Without a process of accountability for those that are giving them Positively or Negatively, its a joke!! 

Now this is funny!

For every positive reputation point that I have received, I have also received negative reputations points for the same post, *So go figure?*

Proberly get one for this one to " Now that would be funny"


----------



## Sarah (May 14, 2005)

you can disable your rep points.....


----------



## Dronak (May 14, 2005)

I think you have to be a paying/supporting member in order to disable reputation points.  Those of us who aren't have to leave it on, we have no choice.

Reputation can be useful, but it should mostly be for fun.  People should read your posts and take them for what they're worth regardless of your reputation total.  They could be affected by it a little, it's sometimes hard not to be, but even with a low or negative reputation, a good post is still a good post.  Try not to worry about it too much.


----------



## Michael Billings (May 14, 2005)

Or at least disable seeing them.

 Points can be given or taken away by Admins if you receive any inappropriate threatening or sexually oriented ones.  Failing that, take them for what they are, someone's opinion.  I always add my name, but it is not for "DEBATE", otherwise they would have said it in the thread.  Think about it guys, how else to give feedback, from multiple people (since you are limited by the frequency you can give points to any one user, until you have spread it around.)  
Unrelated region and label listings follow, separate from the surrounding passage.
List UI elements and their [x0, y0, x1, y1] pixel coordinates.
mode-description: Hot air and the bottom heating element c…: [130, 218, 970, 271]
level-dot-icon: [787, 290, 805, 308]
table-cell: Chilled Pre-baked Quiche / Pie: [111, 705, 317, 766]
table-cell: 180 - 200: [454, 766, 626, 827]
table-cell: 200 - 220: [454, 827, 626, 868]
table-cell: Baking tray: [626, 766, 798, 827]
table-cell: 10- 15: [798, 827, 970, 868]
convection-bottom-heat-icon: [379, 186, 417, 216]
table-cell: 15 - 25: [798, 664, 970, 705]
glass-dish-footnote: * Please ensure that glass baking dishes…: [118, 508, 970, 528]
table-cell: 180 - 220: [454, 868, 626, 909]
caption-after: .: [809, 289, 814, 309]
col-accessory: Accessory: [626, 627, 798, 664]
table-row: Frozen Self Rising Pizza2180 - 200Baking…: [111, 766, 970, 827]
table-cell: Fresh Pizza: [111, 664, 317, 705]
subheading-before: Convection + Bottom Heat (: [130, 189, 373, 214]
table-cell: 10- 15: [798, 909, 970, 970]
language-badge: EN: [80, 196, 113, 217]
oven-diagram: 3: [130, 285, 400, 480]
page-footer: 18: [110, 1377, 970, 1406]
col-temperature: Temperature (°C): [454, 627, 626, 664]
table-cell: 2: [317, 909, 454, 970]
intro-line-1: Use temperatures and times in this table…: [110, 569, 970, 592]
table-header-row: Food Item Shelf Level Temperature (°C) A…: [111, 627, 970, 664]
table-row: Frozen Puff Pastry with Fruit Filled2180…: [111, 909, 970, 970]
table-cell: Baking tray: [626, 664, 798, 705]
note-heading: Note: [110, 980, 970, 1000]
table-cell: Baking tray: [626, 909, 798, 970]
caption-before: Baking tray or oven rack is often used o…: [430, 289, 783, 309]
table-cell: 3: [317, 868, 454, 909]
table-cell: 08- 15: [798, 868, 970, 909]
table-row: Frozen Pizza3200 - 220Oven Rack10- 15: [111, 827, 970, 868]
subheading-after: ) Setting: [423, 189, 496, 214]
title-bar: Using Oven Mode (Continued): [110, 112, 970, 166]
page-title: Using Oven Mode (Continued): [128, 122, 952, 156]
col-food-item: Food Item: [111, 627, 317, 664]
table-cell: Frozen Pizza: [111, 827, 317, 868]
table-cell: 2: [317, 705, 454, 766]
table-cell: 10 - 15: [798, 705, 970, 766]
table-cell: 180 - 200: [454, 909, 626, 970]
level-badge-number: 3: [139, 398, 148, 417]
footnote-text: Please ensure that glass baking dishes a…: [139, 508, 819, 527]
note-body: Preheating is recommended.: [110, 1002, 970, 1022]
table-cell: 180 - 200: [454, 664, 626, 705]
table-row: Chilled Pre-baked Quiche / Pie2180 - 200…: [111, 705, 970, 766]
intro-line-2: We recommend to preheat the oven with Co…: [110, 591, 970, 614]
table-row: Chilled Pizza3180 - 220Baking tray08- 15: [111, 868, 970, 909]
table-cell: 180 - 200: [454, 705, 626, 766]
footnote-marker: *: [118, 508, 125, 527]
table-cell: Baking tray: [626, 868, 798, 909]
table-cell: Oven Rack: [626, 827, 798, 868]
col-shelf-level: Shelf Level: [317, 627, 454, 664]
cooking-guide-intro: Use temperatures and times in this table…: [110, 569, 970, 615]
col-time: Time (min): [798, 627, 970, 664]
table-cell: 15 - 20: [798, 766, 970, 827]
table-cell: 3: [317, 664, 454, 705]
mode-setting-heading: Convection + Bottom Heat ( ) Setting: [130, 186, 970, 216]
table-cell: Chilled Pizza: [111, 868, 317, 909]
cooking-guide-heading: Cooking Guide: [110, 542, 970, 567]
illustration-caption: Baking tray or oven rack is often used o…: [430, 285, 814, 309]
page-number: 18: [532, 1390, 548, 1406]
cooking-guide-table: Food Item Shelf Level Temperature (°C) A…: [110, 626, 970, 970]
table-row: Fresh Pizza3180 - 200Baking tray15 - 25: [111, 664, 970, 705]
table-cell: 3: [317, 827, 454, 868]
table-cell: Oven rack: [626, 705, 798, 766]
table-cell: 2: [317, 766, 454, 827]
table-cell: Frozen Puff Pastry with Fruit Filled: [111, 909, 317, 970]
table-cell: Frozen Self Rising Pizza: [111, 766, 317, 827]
 I personally think it can give some valuable feedback for those willing to empty their cup an listen, or read.  It takes more than one person to get into the red, and someone has to concur or you would get it back real quick.  

 I get good and bad, but it is dealt with by PM if I have a problem with it - NOTE: Admins, Mods, Mentors, and Premium Members can see who gives rep points.  If it is that big a deal, spring for the $12 it cost to have an annual membership - a dollar a month, or the cost of two happy meals, gives you access to many other Premium threads and you get to see who zaps or who agrees with you.

 -Michael


----------



## arnisador (May 15, 2005)

Michael Billings said:
			
		

> Premium Members can see who gives rep points.


 Hmmm, how do I do that?

 I got a useful ding not long ago. (A comment about the length of some of my recent posts.) It wasn't signed. Who knows, if it was I might have said "Oh, so-and-so never liked me anyway" and ignored it. Instead, I had to think about just the comment itself. I didn't fully agree with the criticism, but it had merit and I have tried to take it into account.


----------



## Bob Hubbard (May 15, 2005)

Correction: Premiuim members can't see who gave rep, but they can disable their rep display.


----------



## Jonathan Randall (May 26, 2005)

thepanjr said:
			
		

> Thanks for all those comments you gave me and im still trying to catch up.


That's the way to get reputation. You asked a reasonable question and remained open to suggestions then thanked those who responded with constructive criticism. I added to your reputation today and I believe others may have as well. Best of luck in you MA endeavors.


----------